【朗読】「日本婦道記」より二十三年 山本周五郎 読み手アリア
こんにちは!癒しの朗読屋アリアです。今回は、山本周五郎作「日本婦道記」より二十三年です。この作品は昭和20年、婦人倶楽部に掲載されました。新沼靱負は会津の蒲生家が改易となったため浪人となる。産後病みついた妻は回復の見込みがなく、長男の臣之助は悪質の時疫にかかって僅か三日で急死し、不幸が次々と伴なっていた。靱負は会津を退転するとき貯えも多からず病妻を抱えていたため、家士召使にはみな暇をやったが、妻の愛するおかやだけは出て行かず一緒についてきた。男ひとりの手には余る子守り、病人の看護、炊事洗濯などおかやは疲れることを知らないかと思うほどよく働く娘で、靱負はおかやがいてくれなかったらどうしたろうと背筋が寒くなるのだった。
二十三年 主な登場人物
新沼靱負(にいぬまゆきえ)・・・会津蒲生家の家臣。御蔵奉行に属し、食禄二百石あまりで槍刀預を勤める。ごく温厚でぬきんじた才能もない代わりに真面目で謹直なところが上からも下からも買われて平凡な年月を過ごしていた。

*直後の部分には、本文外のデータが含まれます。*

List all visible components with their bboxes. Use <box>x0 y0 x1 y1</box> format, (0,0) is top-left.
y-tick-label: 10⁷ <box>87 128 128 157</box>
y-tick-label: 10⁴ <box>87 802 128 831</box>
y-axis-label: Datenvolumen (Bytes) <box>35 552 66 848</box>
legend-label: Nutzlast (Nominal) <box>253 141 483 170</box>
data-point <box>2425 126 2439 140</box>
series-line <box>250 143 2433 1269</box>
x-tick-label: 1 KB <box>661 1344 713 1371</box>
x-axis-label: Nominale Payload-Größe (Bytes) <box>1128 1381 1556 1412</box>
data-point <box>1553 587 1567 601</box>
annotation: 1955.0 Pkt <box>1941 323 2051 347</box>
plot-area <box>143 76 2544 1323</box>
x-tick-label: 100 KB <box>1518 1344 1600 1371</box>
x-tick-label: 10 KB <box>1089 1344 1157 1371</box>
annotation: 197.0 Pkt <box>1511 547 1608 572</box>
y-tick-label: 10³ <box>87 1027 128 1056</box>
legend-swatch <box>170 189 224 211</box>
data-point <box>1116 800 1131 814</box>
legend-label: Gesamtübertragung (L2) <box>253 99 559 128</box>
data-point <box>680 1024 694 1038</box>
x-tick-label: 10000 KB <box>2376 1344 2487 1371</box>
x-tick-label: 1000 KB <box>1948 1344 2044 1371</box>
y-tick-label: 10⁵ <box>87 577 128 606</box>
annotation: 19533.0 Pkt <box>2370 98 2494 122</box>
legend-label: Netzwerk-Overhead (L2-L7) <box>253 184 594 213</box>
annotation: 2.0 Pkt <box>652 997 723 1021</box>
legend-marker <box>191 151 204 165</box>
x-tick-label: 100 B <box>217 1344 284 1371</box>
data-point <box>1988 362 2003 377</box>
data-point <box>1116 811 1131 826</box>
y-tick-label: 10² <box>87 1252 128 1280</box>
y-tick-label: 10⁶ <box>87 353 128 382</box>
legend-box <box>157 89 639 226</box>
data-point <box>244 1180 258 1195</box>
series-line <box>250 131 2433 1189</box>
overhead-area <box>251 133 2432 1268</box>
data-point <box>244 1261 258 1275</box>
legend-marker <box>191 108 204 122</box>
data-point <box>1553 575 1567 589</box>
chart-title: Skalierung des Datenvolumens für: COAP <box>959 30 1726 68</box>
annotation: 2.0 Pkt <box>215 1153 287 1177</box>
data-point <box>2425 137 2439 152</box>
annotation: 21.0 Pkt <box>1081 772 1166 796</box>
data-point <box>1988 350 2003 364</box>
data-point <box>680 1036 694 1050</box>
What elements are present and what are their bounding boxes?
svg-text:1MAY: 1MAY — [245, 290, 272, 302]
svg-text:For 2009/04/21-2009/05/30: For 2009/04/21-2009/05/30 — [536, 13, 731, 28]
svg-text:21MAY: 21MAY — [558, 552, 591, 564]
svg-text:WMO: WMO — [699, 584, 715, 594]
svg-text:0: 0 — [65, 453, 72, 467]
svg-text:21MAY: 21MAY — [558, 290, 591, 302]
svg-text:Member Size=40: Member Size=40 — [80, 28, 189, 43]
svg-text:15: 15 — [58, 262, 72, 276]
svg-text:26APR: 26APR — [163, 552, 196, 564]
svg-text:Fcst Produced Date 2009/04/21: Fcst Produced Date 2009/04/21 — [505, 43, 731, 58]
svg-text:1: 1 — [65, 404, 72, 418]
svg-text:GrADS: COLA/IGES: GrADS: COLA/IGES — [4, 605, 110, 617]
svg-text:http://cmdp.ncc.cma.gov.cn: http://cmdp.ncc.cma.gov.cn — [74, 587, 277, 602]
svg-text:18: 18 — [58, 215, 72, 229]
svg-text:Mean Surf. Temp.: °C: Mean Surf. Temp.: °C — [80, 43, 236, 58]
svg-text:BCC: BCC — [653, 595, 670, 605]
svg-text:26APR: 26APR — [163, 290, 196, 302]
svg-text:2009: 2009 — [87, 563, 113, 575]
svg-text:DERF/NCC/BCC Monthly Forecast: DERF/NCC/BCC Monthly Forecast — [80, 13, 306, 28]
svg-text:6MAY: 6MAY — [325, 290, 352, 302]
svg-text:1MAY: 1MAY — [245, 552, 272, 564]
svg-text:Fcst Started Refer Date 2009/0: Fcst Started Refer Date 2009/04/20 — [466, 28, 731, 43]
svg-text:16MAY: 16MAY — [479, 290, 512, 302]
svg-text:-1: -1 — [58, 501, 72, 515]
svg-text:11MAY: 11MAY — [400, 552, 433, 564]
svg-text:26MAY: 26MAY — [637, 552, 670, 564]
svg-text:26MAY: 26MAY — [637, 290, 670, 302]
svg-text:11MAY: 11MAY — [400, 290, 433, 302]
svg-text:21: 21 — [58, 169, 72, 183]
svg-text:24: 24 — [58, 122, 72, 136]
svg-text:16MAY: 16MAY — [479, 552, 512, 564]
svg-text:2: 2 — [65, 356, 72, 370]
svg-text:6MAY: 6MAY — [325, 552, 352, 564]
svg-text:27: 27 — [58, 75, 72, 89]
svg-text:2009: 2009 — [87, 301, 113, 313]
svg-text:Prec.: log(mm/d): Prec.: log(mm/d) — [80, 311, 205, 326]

が・・・
おかや・・・十五歳から新沼家に奉公して二十歳になった時、奉公していた新沼の主人靱負から暇を出される。しかし・・・
みぎは・・・靱負の妻。おかやを妹のように愛していた。しかし乳飲み子と良人を残して病没する。
臣之助・・・靱負の長男。流行り病であっけなく死ぬ。
牧二郎・・・靱負の二男。
多助・・・おかやの兄。
二十三年 覚え書き
紛擾(ふんじょう)・・・ごたごたもめること。
寄る辺(よるべ)・・・たよりとするところ。
嬰児(えいじ)・・・乳飲み子
時疫(じえき)・・・流行り病。
襁褓(むつき)・・・おむつ
便々と(べんべんと)・・・何もせずに悪戯に時を過ごすこと。
懇ろ(ねんごろ)・・・心がこもっているさま。
恟々と(きょうきょうと)・・・おそれおののく様子。
辛労(しんろう)・・・つらい苦労をすること。
遅鈍(ちどん)・・・行動などがのろくて鈍いこと。
座食(ざしょく)・・・無職のまま生活すること。
枕頭(ちんとう)・・・枕元。
思量(しりょう)・・・いろいろと思いめぐらして考える。
殊遇(しゅぐう)・・・他より特別によい待遇。